Of course these phases in choosing are not absolute; you can switch from one to another and back if necessary. Choosing a bachelor- or a master program is a process; take your time and let the decision grow.
1) Know yourself
Knowledge of yourself helps. Idealistically you make time to find out more about your: interests, qualities as a person, preferences in learning and working-culture, personality traits, career-and life goals, values important to you, motives for study and work. The more you specify these and can match them with the contents of a study or job, the more likely it is that this choice will suit you well enough to successfully finish the choice you made.
2) Know the opportunities
Specific knowledge of the contents of your choice is important; is it what you expect it to be? Check your idea with reality and find out more in detail about the studies at university or higher education, arrange informative conversations with professionals about the job you (think you) strive for. If necessary: take a year off to travel, work and / or follow courses, so you can explore other aspects of yourself. Arranging a traineeship or an internship at a company to learn about positions, work-cultures, tasks and roles that fit you, etc. helps you find (a) suitable direction(s). What suits you at this moment?

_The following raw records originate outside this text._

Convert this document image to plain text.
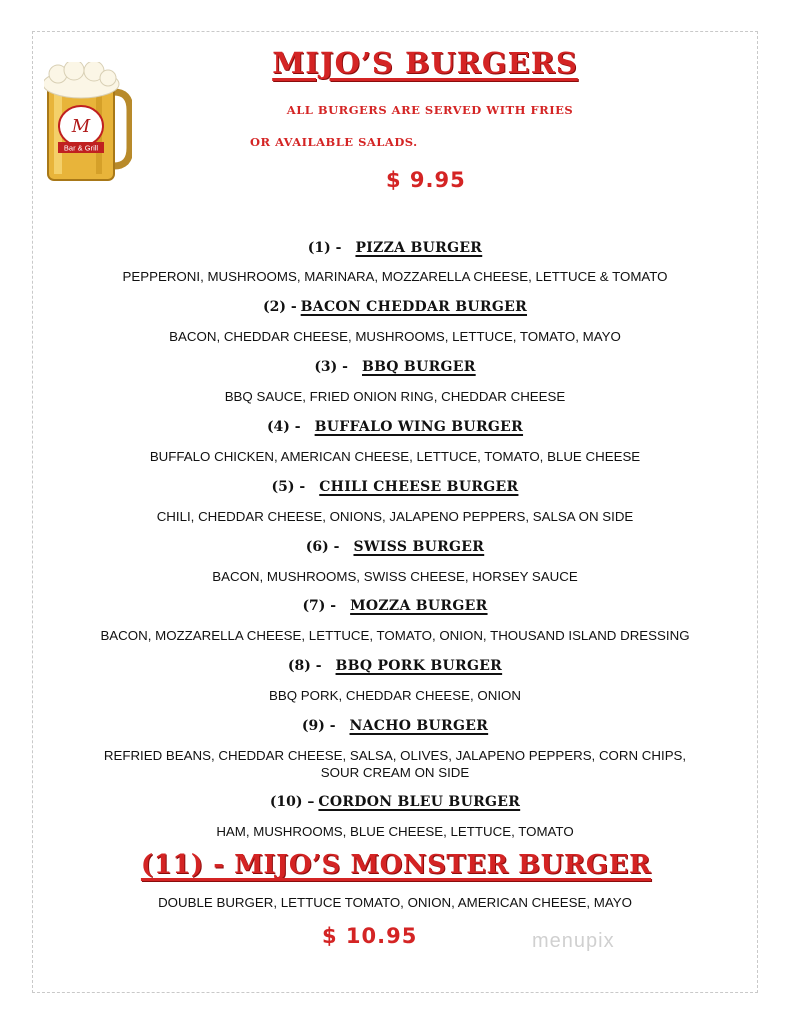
M
Bar & Grill
MIJO’S BURGERS
ALL BURGERS ARE SERVED WITH FRIES
OR AVAILABLE SALADS.
$ 9.95
(1) - PIZZA BURGER
PEPPERONI, MUSHROOMS, MARINARA, MOZZARELLA CHEESE, LETTUCE & TOMATO
(2) - BACON CHEDDAR BURGER
BACON, CHEDDAR CHEESE, MUSHROOMS, LETTUCE, TOMATO, MAYO
(3) - BBQ BURGER
BBQ SAUCE, FRIED ONION RING, CHEDDAR CHEESE
(4) - BUFFALO WING BURGER
BUFFALO CHICKEN, AMERICAN CHEESE, LETTUCE, TOMATO, BLUE CHEESE
(5) - CHILI CHEESE BURGER
CHILI, CHEDDAR CHEESE, ONIONS, JALAPENO PEPPERS, SALSA ON SIDE
(6) - SWISS BURGER
BACON, MUSHROOMS, SWISS CHEESE, HORSEY SAUCE
(7) - MOZZA BURGER
BACON, MOZZARELLA CHEESE, LETTUCE, TOMATO, ONION, THOUSAND ISLAND DRESSING
(8) - BBQ PORK BURGER
BBQ PORK, CHEDDAR CHEESE, ONION
(9) - NACHO BURGER
REFRIED BEANS, CHEDDAR CHEESE, SALSA, OLIVES, JALAPENO PEPPERS, CORN CHIPS,
SOUR CREAM ON SIDE
(10) – CORDON BLEU BURGER
HAM, MUSHROOMS, BLUE CHEESE, LETTUCE, TOMATO
(11) - MIJO’S MONSTER BURGER
DOUBLE BURGER, LETTUCE TOMATO, ONION, AMERICAN CHEESE, MAYO
$ 10.95	menupix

3) Activate: What will you do? And when, how and where will you do this?
Making a plan helps translating the above items; to actually get things in motion. Some suggestions:
– Plan your agenda to spend time on bachelor- or master choice. Limit the time you spend on this choice, so that you still have time to relax. When you want to include others, plan ahead because of their possible demanding agenda’s.
– Assemble information; what do you need to know about a study? A university? A profession? Discuss this with roommates, friends, teachers, the study-advisor at the university or faculty where the study is offered. Visit the city and university, try to join a ‘meeloopdag’; an organized day of regular study to experience if the culture, people and contents of the study suit you.
– Check if your criteria (specific contents, location, career opportunities, teaching forms, etc) match the bachelor or master (or other goals) that you find important. Include both your intellect and intuition / feelings in that. Big decisions like this are mostly made unconsciously, where lots of experience and knowledge has been stored.
– Share your findings with others; what do they think? Fresh input can help you see things from a different perspective. Ultimately you make the final decision yourself, but advise and sharing information and opinions can inspire and support you in this process.
– Decide at some time. Do you keep stalling this moment? Then: 1) set a deadline and commit yourself to this choice; it will never be the perfect choice! Or 2) is now the time to chose? Or are you better off taking a year off? 3) or would working suit you better, always considering taking on a bachelor or master later on in time?